Marijuana Industry Expresses Concerns Over Possible Federal Legalization

Jul 18, 2019

Oregon cannabis regulators are touring the state to hear from people in the marijuana industry. Among the biggest concerns? What happens when cannabis is legalized nationwide.

Many in the cannabis industry see federal legalization happening in the next few years, and want to be prepared. Over a hundred of them showed up at Southern Oregon University yesterday evening for a listening session held by the Oregon Liquor Control Commission. Fernando Cortes is a grower in Medford.
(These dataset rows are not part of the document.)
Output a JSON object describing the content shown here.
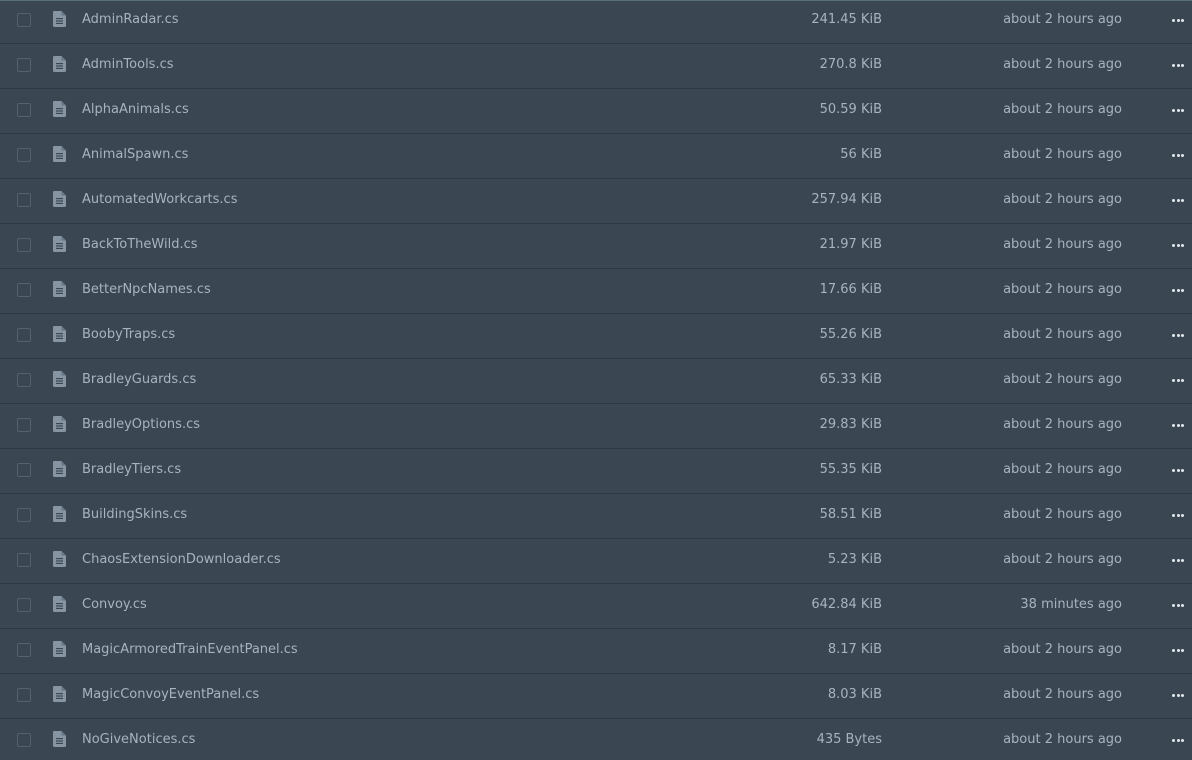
{
  "files": [
    {
      "name": "AdminRadar.cs",
      "size": "241.45 KiB",
      "modified": "about 2 hours ago"
    },
    {
      "name": "AdminTools.cs",
      "size": "270.8 KiB",
      "modified": "about 2 hours ago"
    },
    {
      "name": "AlphaAnimals.cs",
      "size": "50.59 KiB",
      "modified": "about 2 hours ago"
    },
    {
      "name": "AnimalSpawn.cs",
      "size": "56 KiB",
      "modified": "about 2 hours ago"
    },
    {
      "name": "AutomatedWorkcarts.cs",
      "size": "257.94 KiB",
      "modified": "about 2 hours ago"
    },
    {
      "name": "BackToTheWild.cs",
      "size": "21.97 KiB",
      "modified": "about 2 hours ago"
    },
    {
      "name": "BetterNpcNames.cs",
      "size": "17.66 KiB",
      "modified": "about 2 hours ago"
    },
    {
      "name": "BoobyTraps.cs",
      "size": "55.26 KiB",
      "modified": "about 2 hours ago"
    },
    {
      "name": "BradleyGuards.cs",
      "size": "65.33 KiB",
      "modified": "about 2 hours ago"
    },
    {
      "name": "BradleyOptions.cs",
      "size": "29.83 KiB",
      "modified": "about 2 hours ago"
    },
    {
      "name": "BradleyTiers.cs",
      "size": "55.35 KiB",
      "modified": "about 2 hours ago"
    },
    {
      "name": "BuildingSkins.cs",
      "size": "58.51 KiB",
      "modified": "about 2 hours ago"
    },
    {
      "name": "ChaosExtensionDownloader.cs",
      "size": "5.23 KiB",
      "modified": "about 2 hours ago"
    },
    {
      "name": "Convoy.cs",
      "size": "642.84 KiB",
      "modified": "38 minutes ago"
    },
    {
      "name": "MagicArmoredTrainEventPanel.cs",
      "size": "8.17 KiB",
      "modified": "about 2 hours ago"
    },
    {
      "name": "MagicConvoyEventPanel.cs",
      "size": "8.03 KiB",
      "modified": "about 2 hours ago"
    },
    {
      "name": "NoGiveNotices.cs",
      "size": "435 Bytes",
      "modified": "about 2 hours ago"
    }
  ],
  "icons": {
    "file": "file-icon",
    "more": "more-horizontal-icon",
    "checkbox": "checkbox-unchecked"
  },
  "colors": {
    "background": "#3b4653",
    "text": "#a7b3bf",
    "icon": "#8795a3",
    "divider": "#2f3943"
  }
}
While Oregon is growing far more marijuana than can be consumed in the state, he’s worried current production levels won’t meet future demand.

“Right now for a producer in Oregon. 100, 200, 300 pounds a month might seem like a lot,” He says, “But in a national market, it won’t be.”

Cortes wants Oregon to focus on supporting local farmers by giving them tools to compete once marijuana is legalized nationally. One example would be allowing producers to sell weed directly to consumers through the internet.

Some other issues brought up by industry members included recent legislation to cap production licenses at current levels, and inefficiencies in the computer system the OLCC uses to track plants.

The Board of Commissioners for the OLCC listened to industry members on Wednesday at Southern Oregon University
Credit Roman Battaglia / JPR News

Board chairman Paul Rosenbaum says Oregon is well prepared for federal legalization.

“From our point of view,” He says, “if the feds pull the trigger tomorrow morning, no matter how much we really don’t know today, we’re gonna be a helluva lot better off than the rest of the country.”

Rosenbaum says that four years of legalization has helped Oregon fix many of the issues other states still face. He says states that have recently legalized cannabis look to Oregon when setting up their regulatory systems.

The board is planning on visiting three more cities on its listening tour this summer: Eugene, Ontario and Portland. They hope to use these sessions to help when deciding on new rules and policies for the marijuana industry.